Eugene highlights the importance of good working relationships and mutual respect. His management style is to give team members assignments that play to their strengths as well as matching the project’s needs. The team has a diverse set of skills and interests and together they successfully deal with a wide variety of tasks; from scientific problems to very technical problems or mundane jobs to very creative jobs.
Benefits in the project are identified by monitoring updates for the software. If liked by the research community they will use the software and this will be shown in download stats and start-up stats for the programs. This is collected only from academic users (not industrial users) and the information is completely anonymous.
The theory is that if academics are happy, then industry will listen. The more industry uses, the more sustainable the funding is for the project. The number of industrial licences is a crucial indicator for financial health. Currently CCP4 sells on average 140 industry licences per year, and that number is growing.

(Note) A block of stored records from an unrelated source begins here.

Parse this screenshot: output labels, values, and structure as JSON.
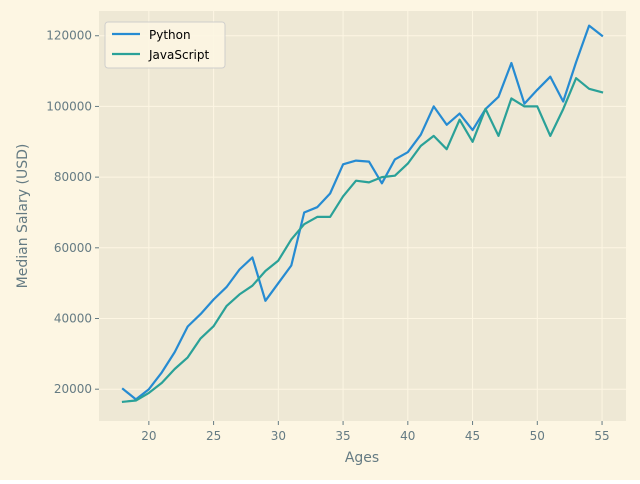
{
  "chart_data": {
    "type": "line",
    "xlabel": "Ages",
    "ylabel": "Median Salary (USD)",
    "xlim": [
      16.15,
      56.85
    ],
    "ylim": [
      11000,
      127000
    ],
    "xticks": [
      20,
      25,
      30,
      35,
      40,
      45,
      50,
      55
    ],
    "yticks": [
      20000,
      40000,
      60000,
      80000,
      100000,
      120000
    ],
    "grid": true,
    "legend": "top-left",
    "x": [
      18,
      19,
      20,
      21,
      22,
      23,
      24,
      25,
      26,
      27,
      28,
      29,
      30,
      31,
      32,
      33,
      34,
      35,
      36,
      37,
      38,
      39,
      40,
      41,
      42,
      43,
      44,
      45,
      46,
      47,
      48,
      49,
      50,
      51,
      52,
      53,
      54,
      55
    ],
    "series": [
      {
        "name": "Python",
        "color": "#268bd2",
        "values": [
          20046,
          17100,
          20000,
          24744,
          30500,
          37732,
          41247,
          45372,
          48876,
          53850,
          57287,
          45000,
          50000,
          55000,
          70000,
          71496,
          75370,
          83640,
          84666,
          84392,
          78254,
          85000,
          87038,
          91991,
          100000,
          94796,
          97962,
          93302,
          99240,
          102736,
          112285,
          100771,
          104708,
          108423,
          101407,
          112542,
          122870,
          120000
        ]
      },
      {
        "name": "JavaScript",
        "color": "#2aa198",
        "values": [
          16446,
          16791,
          18942,
          21780,
          25704,
          29000,
          34372,
          37810,
          43515,
          46823,
          49293,
          53437,
          56373,
          62375,
          66674,
          68745,
          68746,
          74583,
          79000,
          78508,
          79996,
          80403,
          83820,
          88833,
          91660,
          87892,
          96243,
          90000,
          99313,
          91660,
          102264,
          100000,
          100000,
          91660,
          99240,
          108000,
          105000,
          104000
        ]
      }
    ]
  }
}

Feedback is key and the CCP4 team has always been very strong on communicating with the community directly. They support the CCP4 ‘bulletin board’, a mailing list of about 8000 subscribers who post between 20 – 100 messages each day. They also have a dedicated line for submitting bug reports, which are frequent and dealt with quickly. “If this line is completely silent I would personally worry because there are always bugs. If nobody is talking to us about them or thinks we can’t be reached, that becomes a big problem,” said Eugene.

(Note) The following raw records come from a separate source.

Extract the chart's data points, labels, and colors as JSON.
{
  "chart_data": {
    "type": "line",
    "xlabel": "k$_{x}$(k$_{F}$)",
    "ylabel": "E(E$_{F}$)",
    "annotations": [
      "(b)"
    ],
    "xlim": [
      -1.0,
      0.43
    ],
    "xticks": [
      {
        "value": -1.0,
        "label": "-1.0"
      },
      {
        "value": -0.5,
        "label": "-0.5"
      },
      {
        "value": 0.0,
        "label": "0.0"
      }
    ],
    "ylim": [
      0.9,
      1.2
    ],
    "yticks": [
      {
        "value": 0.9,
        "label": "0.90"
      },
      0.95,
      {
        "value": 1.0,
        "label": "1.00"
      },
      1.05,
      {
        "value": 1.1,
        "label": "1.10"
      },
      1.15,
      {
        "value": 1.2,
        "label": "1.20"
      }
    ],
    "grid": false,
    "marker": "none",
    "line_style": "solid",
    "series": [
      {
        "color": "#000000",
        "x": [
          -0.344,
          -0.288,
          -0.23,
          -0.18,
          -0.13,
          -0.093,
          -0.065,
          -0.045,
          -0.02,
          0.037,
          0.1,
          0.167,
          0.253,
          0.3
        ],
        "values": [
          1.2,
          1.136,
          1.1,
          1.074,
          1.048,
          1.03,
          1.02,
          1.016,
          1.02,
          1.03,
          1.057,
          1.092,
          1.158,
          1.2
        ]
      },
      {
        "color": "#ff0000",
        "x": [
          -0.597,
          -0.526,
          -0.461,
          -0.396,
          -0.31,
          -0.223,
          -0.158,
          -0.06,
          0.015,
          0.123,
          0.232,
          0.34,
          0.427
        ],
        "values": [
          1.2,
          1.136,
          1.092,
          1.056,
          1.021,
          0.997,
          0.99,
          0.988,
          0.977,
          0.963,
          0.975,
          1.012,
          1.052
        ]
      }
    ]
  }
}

The project is a great example of agile management because it’s focused on using regular direct discussion between the development team and the users, with 2 week continuous delivery slots. There is also a strong emphasis on stakeholder communication and reciprocal respect within the industry.
CCP4’s success can be attributed in part to generous industry support. Its roots are in drug research and its industrial customers are all big pharma companies. By purchasing software licences, these companies provide important funding to ensure the continuity of the project. Other funding comes from competitive grants, and STFC’s Scientific Computing Department provides the overall setup and home for the project.
Improvement going forward
Despite its success, the team is always trying to improve. Going forward Eugene would like to see an easier process for supporting short-term activities.

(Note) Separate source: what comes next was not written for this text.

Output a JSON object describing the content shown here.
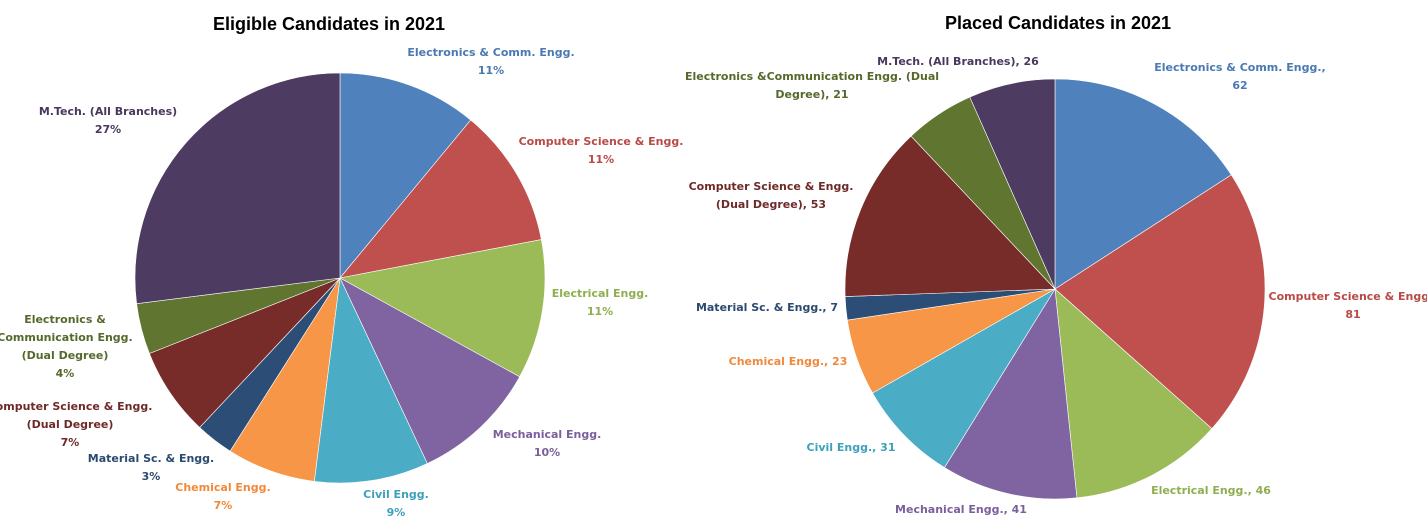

A little bit more autonomy in financial terms would benefit the project processes, especially in terms of purchasing hardware. This can be slowed by the many channels necessary to make purchases.
This project, like so many others, has been impacted by COVID-19 as less spending has occurred and the funds don’t carry over to the following financial year automatically.
Rising to challenges is something Eugene and his colleagues take in their stride, though. CCP4 is hugely successful – something that is borne out by its longevity, its ever-evolving software, its growing community of users and high demand from industry. Importantly, CCP-4 software was used to solve the first COVID-19 virus structures. Taking the agile approach for managing the project has given it a further advantage of increasing the dialogue bandwidth between the development team and the users.